The pitfalls of web-based applications

I have talked about some of the awesome web-based applications that are available and which are becoming available a couple times on this blog. These applications enable you to make your diaries, tasks, email and content available anywhere you may be, provided you have access to a web browser and Internet access. As fantastic and empowering as all this is, you should bear in mind that it is not a perfect solution (I am not talking about the features these applications have). What happens when the lights go out or you find yourself up a creek without a Web connection?

Chris Gillmer asks the same question on Web Worker Daily in a post titled "The Downfalls of Online Applications". He points out that you need to consider what happens not just when the lights go out but also if/when the company providing the service closes down, is bought out or disappears down a sinkhole? Less dramatically, what happens if that service is hit by a denial of service attack or some other connectivity interruption?

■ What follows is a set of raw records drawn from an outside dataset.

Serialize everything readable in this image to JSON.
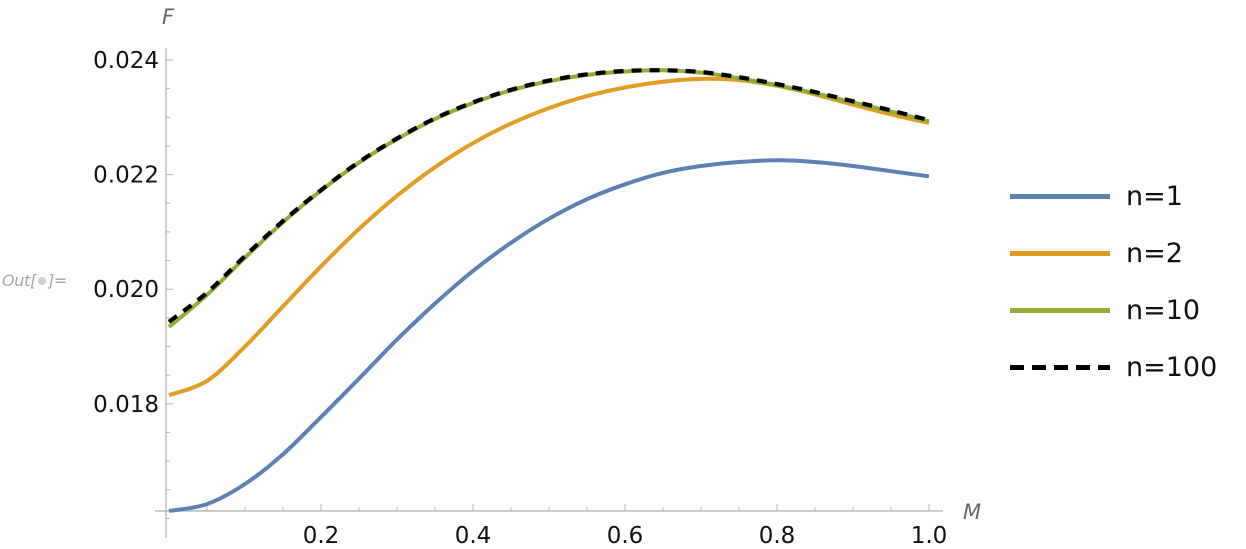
{
  "cell": {
    "out_label_prefix": "Out[",
    "out_label_suffix": "]="
  },
  "chart_data": {
    "type": "line",
    "title": "",
    "xlabel": "M",
    "ylabel": "F",
    "xlim": [
      0,
      1.02
    ],
    "ylim": [
      0.01613,
      0.0241
    ],
    "x_ticks": [
      0.2,
      0.4,
      0.6,
      0.8,
      1.0
    ],
    "x_tick_labels": [
      "0.2",
      "0.4",
      "0.6",
      "0.8",
      "1.0"
    ],
    "y_ticks": [
      0.018,
      0.02,
      0.022,
      0.024
    ],
    "y_tick_labels": [
      "0.018",
      "0.020",
      "0.022",
      "0.024"
    ],
    "grid": false,
    "legend_position": "right",
    "x": [
      0.0,
      0.05,
      0.1,
      0.15,
      0.2,
      0.25,
      0.3,
      0.35,
      0.4,
      0.45,
      0.5,
      0.55,
      0.6,
      0.65,
      0.7,
      0.75,
      0.8,
      0.85,
      0.9,
      0.95,
      1.0
    ],
    "series": [
      {
        "name": "n=1",
        "color": "#5e81b5",
        "dash": false,
        "values": [
          0.01613,
          0.01625,
          0.0166,
          0.01712,
          0.01777,
          0.01844,
          0.01912,
          0.01975,
          0.02032,
          0.02081,
          0.02123,
          0.02157,
          0.02183,
          0.02203,
          0.02215,
          0.02222,
          0.02225,
          0.02222,
          0.02215,
          0.02206,
          0.02197
        ]
      },
      {
        "name": "n=2",
        "color": "#e19c24",
        "dash": false,
        "values": [
          0.01815,
          0.0184,
          0.019,
          0.0197,
          0.0204,
          0.02105,
          0.02163,
          0.02213,
          0.02255,
          0.02289,
          0.02316,
          0.02337,
          0.02352,
          0.02362,
          0.02367,
          0.02365,
          0.02355,
          0.0234,
          0.02322,
          0.02305,
          0.0229
        ]
      },
      {
        "name": "n=10",
        "color": "#8fb032",
        "dash": false,
        "values": [
          0.01934,
          0.0199,
          0.02055,
          0.02117,
          0.02172,
          0.02221,
          0.02262,
          0.02297,
          0.02325,
          0.02347,
          0.02363,
          0.02374,
          0.0238,
          0.02382,
          0.02378,
          0.02368,
          0.02356,
          0.02342,
          0.02326,
          0.0231,
          0.02293
        ]
      },
      {
        "name": "n=100",
        "color": "#000000",
        "dash": true,
        "values": [
          0.01943,
          0.01994,
          0.02058,
          0.02119,
          0.02173,
          0.02222,
          0.02263,
          0.02298,
          0.02326,
          0.02348,
          0.02364,
          0.02375,
          0.02381,
          0.02382,
          0.02379,
          0.0237,
          0.02358,
          0.02344,
          0.02328,
          0.02312,
          0.02295
        ]
      }
    ]
  },
  "legend": [
    {
      "label": "n=1",
      "color": "#5e81b5",
      "style": "solid"
    },
    {
      "label": "n=2",
      "color": "#e19c24",
      "style": "solid"
    },
    {
      "label": "n=10",
      "color": "#8fb032",
      "style": "solid"
    },
    {
      "label": "n=100",
      "color": "#000000",
      "style": "dashed"
    }
  ]
}
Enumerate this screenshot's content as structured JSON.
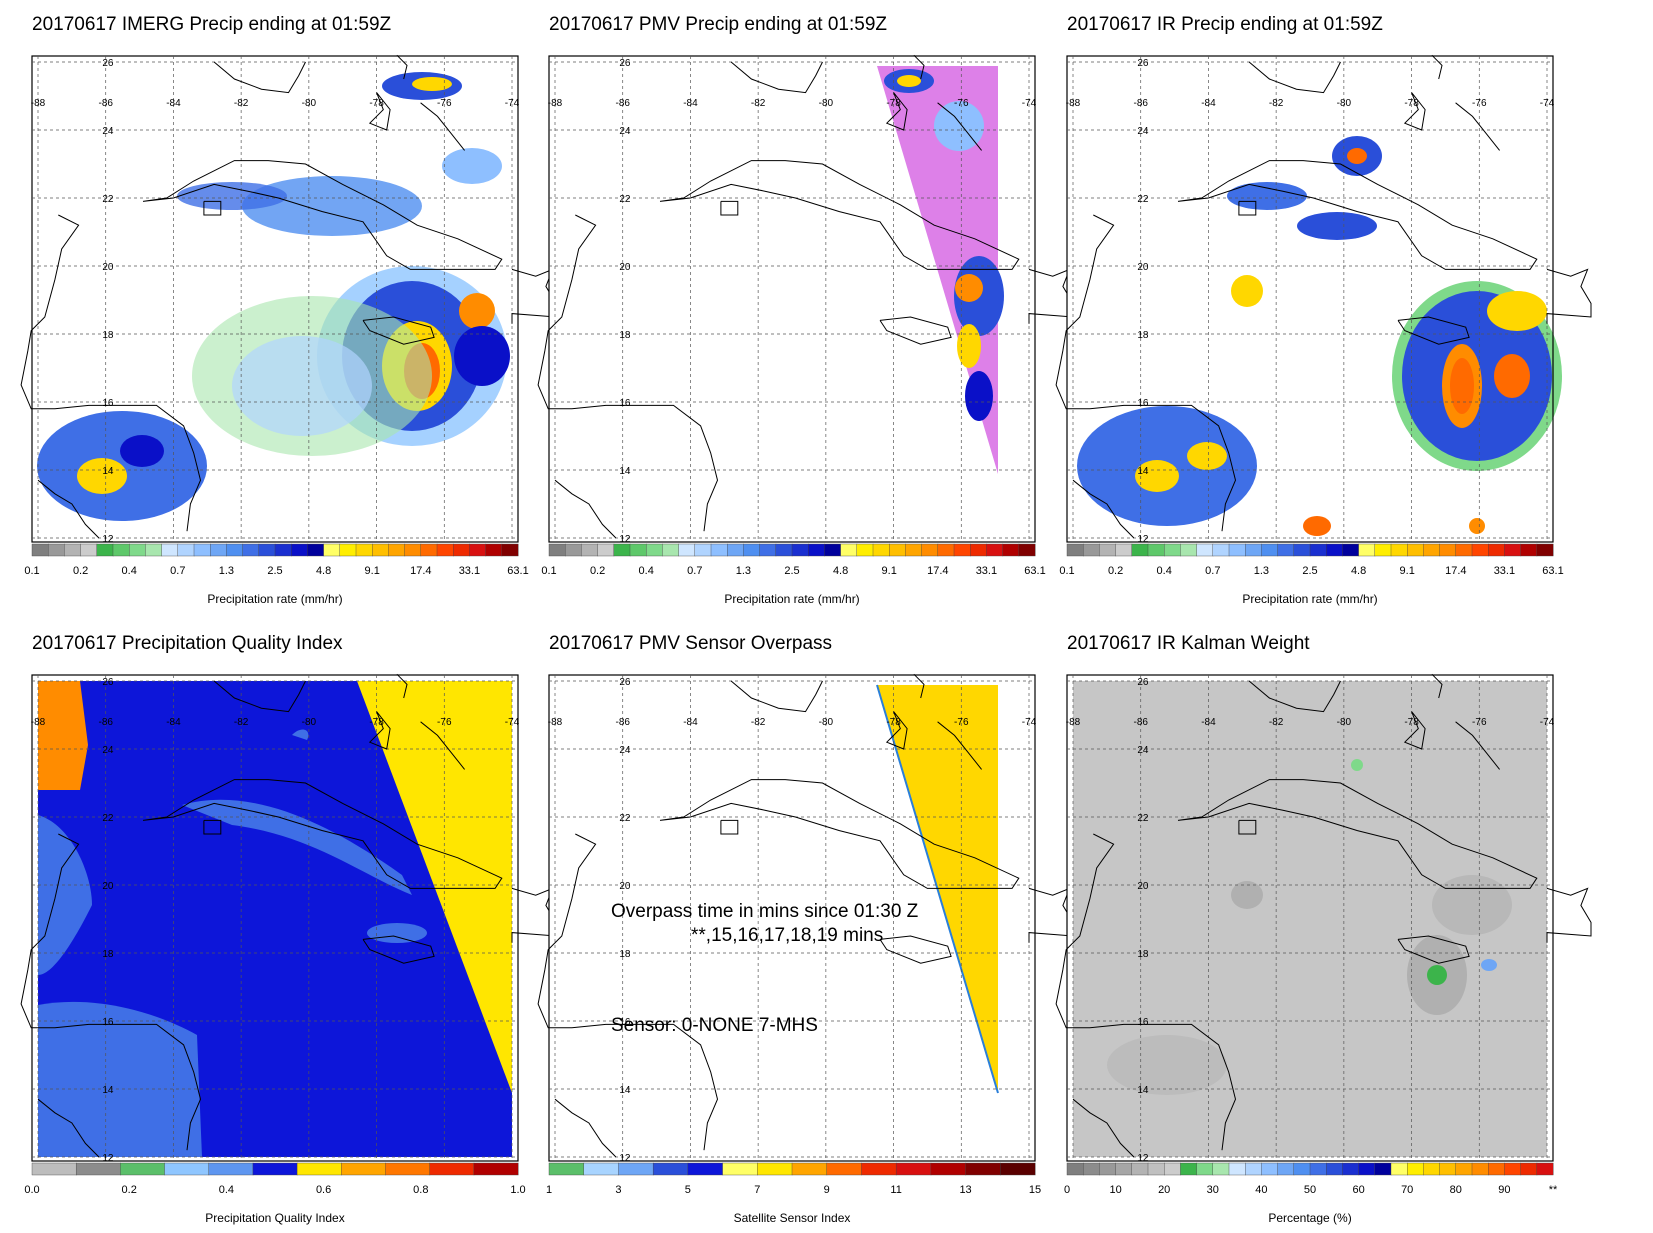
{
  "axes": {
    "lon_ticks": [
      "-88",
      "-86",
      "-84",
      "-82",
      "-80",
      "-78",
      "-76",
      "-74"
    ],
    "lat_ticks": [
      "26",
      "24",
      "22",
      "20",
      "18",
      "16",
      "14",
      "12"
    ],
    "lon_range": [
      -88,
      -74
    ],
    "lat_range": [
      12,
      26
    ]
  },
  "colorbars": {
    "precip": {
      "labels": [
        "0.1",
        "0.2",
        "0.4",
        "0.7",
        "1.3",
        "2.5",
        "4.8",
        "9.1",
        "17.4",
        "33.1",
        "63.1"
      ],
      "title": "Precipitation rate (mm/hr)",
      "colors": [
        "#7f7f7f",
        "#999999",
        "#b3b3b3",
        "#cccccc",
        "#3cb44b",
        "#5ec86a",
        "#7fd98a",
        "#a8e6ae",
        "#cfe6ff",
        "#b0d4ff",
        "#8ebfff",
        "#6ea6f5",
        "#4f8ff0",
        "#3f6fe6",
        "#2a4fd9",
        "#1a2fd0",
        "#0a10c8",
        "#00009c",
        "#ffff66",
        "#ffee00",
        "#ffd700",
        "#ffbf00",
        "#ffa500",
        "#ff8c00",
        "#ff6a00",
        "#ff4500",
        "#ee2a00",
        "#d81010",
        "#b00000",
        "#800000"
      ]
    },
    "quality": {
      "labels": [
        "0.0",
        "0.2",
        "0.4",
        "0.6",
        "0.8",
        "1.0"
      ],
      "title": "Precipitation Quality Index",
      "colors": [
        "#bdbdbd",
        "#8c8c8c",
        "#5bbf6a",
        "#8fc6ff",
        "#5e96f0",
        "#0d16d9",
        "#ffe600",
        "#ffa500",
        "#ff7700",
        "#ee2a00",
        "#b00000"
      ]
    },
    "sensor": {
      "labels": [
        "1",
        "3",
        "5",
        "7",
        "9",
        "11",
        "13",
        "15"
      ],
      "title": "Satellite Sensor Index",
      "colors": [
        "#5bbf6a",
        "#a8d4ff",
        "#6ea6f5",
        "#2a4fd9",
        "#0d16d9",
        "#ffff66",
        "#ffe600",
        "#ffa500",
        "#ff6a00",
        "#ee2a00",
        "#d81010",
        "#b00000",
        "#800000",
        "#5a0000"
      ]
    },
    "percent": {
      "labels": [
        "0",
        "10",
        "20",
        "30",
        "40",
        "50",
        "60",
        "70",
        "80",
        "90",
        "**"
      ],
      "title": "Percentage (%)",
      "colors": [
        "#7f7f7f",
        "#8c8c8c",
        "#999999",
        "#a6a6a6",
        "#b3b3b3",
        "#c0c0c0",
        "#cccccc",
        "#3cb44b",
        "#7fd98a",
        "#a8e6ae",
        "#cfe6ff",
        "#b0d4ff",
        "#8ebfff",
        "#6ea6f5",
        "#4f8ff0",
        "#3f6fe6",
        "#2a4fd9",
        "#1a2fd0",
        "#0a10c8",
        "#00009c",
        "#ffff66",
        "#ffee00",
        "#ffd700",
        "#ffbf00",
        "#ffa500",
        "#ff8c00",
        "#ff6a00",
        "#ff4500",
        "#ee2a00",
        "#d81010"
      ]
    }
  },
  "panels": [
    {
      "id": "imerg",
      "title": "20170617 IMERG Precip ending at 01:59Z",
      "colorbar": "precip"
    },
    {
      "id": "pmv",
      "title": "20170617 PMV Precip ending at 01:59Z",
      "colorbar": "precip"
    },
    {
      "id": "ir",
      "title": "20170617 IR Precip ending at 01:59Z",
      "colorbar": "precip"
    },
    {
      "id": "quality",
      "title": "20170617 Precipitation Quality Index",
      "colorbar": "quality"
    },
    {
      "id": "overpass",
      "title": "20170617 PMV Sensor Overpass",
      "colorbar": "sensor"
    },
    {
      "id": "kalman",
      "title": "20170617 IR Kalman Weight",
      "colorbar": "percent"
    }
  ],
  "overpass_notes": {
    "line1": "Overpass time in mins since 01:30 Z",
    "line2": "**,15,16,17,18,19 mins",
    "line3": "Sensor:   0-NONE  7-MHS"
  }
}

Before you start shutting down your online accounts and moving across to paper systems, consider that these sorts of eventualities should be managed just as you would any data service. Back your data up somewhere accessible. As you may have gathered, I use Google Calendar for some of my calendars. To protect against this sort of problem, I subscribe to those calendars using iCal which is, in turn, synchronised with both my iPod and my mobile phone. That pretty much takes care of my diaries and tasks. My address book is backed up to Plaxo and there are current copies on my mobile phone, iPod and Address Book. If Gmail enabled a way to import all my contacts from Address Book (or, better yet, the ability to synchronise my contacts), I’d do that too. You can do similar things with all your data and use a combination of a local and online service to keep multiple copies of your data.

The point is there are simple ways to plan for most interruptions and ensure some degree of continuity. The thing is to actually give it some thought and do what you need to do.